Tied into that is the sense that you can win flamewars by posting code
that's just so good that people can't help but accept it. Or benchmarks
showing that your version is significantly faster on important things. Or
that you can eliminate a common class of bugs. Or that you can make a lot
of code simpler. But, in any case, that flamewars are ultimately decided
on the technical merit of the code, as judged sort of objectively by
people widely accepted to have good taste.
Conversely, if somebody's getting work done and posting the results, and
lots of people are flaming that person, it ultimately doesn't matter, if
nobody else produces an alternative. If nobody can say how the code should
be instead of how it's been written, it eventually wins. And people are
therefore forced to be productive instead of just flaming.

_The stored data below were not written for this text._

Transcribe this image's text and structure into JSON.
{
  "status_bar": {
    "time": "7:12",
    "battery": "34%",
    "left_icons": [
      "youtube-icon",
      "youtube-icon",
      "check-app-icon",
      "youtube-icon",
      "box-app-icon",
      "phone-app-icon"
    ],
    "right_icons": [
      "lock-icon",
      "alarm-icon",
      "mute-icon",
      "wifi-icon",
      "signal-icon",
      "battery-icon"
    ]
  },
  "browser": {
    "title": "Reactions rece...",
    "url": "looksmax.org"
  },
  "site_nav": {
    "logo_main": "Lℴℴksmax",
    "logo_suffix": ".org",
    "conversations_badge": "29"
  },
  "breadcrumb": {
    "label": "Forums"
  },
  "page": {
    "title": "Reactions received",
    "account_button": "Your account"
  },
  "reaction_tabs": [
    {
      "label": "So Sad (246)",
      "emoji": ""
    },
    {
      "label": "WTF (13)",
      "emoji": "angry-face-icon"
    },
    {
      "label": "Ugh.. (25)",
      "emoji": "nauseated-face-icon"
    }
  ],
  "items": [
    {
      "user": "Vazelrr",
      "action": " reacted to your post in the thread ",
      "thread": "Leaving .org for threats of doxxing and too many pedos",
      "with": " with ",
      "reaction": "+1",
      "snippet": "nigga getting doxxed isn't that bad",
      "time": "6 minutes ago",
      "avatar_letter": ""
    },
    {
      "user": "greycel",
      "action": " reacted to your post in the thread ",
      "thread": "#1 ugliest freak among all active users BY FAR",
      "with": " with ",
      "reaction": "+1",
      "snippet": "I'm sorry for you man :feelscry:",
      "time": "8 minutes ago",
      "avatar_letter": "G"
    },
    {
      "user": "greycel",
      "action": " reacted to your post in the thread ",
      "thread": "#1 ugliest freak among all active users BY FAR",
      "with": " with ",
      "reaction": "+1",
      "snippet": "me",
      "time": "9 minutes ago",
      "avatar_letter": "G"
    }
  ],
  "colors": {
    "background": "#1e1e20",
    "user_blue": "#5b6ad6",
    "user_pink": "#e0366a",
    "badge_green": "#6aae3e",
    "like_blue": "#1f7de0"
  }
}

With all the development, it's so high traffic that someone being really
annoying can be ignored with no more difficulty than the piles of messages
that just aren't interesting to a particular subscriber. People fight
about the issues as long as the conversation stays on the issues, but
personal attacks are generally mostly ignored, because they're low-value
in how flamewars are scored.
People are willing to be at odds on one issue while working together on
another issue. Adrian Bunk is maintaining 2.6.16.x, and there have been
ongoing flamewars over his patch acceptance policy for that series; at the
same time, he maintains the list of regressions in the latest development
kernel, and the same people are really grateful for his work in following
up on bug reports and getting the right issues to the right people's
attention.
It comes down to this: everybody sees what you post. If you post mostly
useful stuff, you're taken seriously. If you post mostly flames, you're
not. If you're taken seriously, your critiques of other people's code
matter more. If you want to be taken really seriously, you have to make
constructive comments on other people's code. If your comments are
sufficiently technically correct, you can flame people and not be ignored.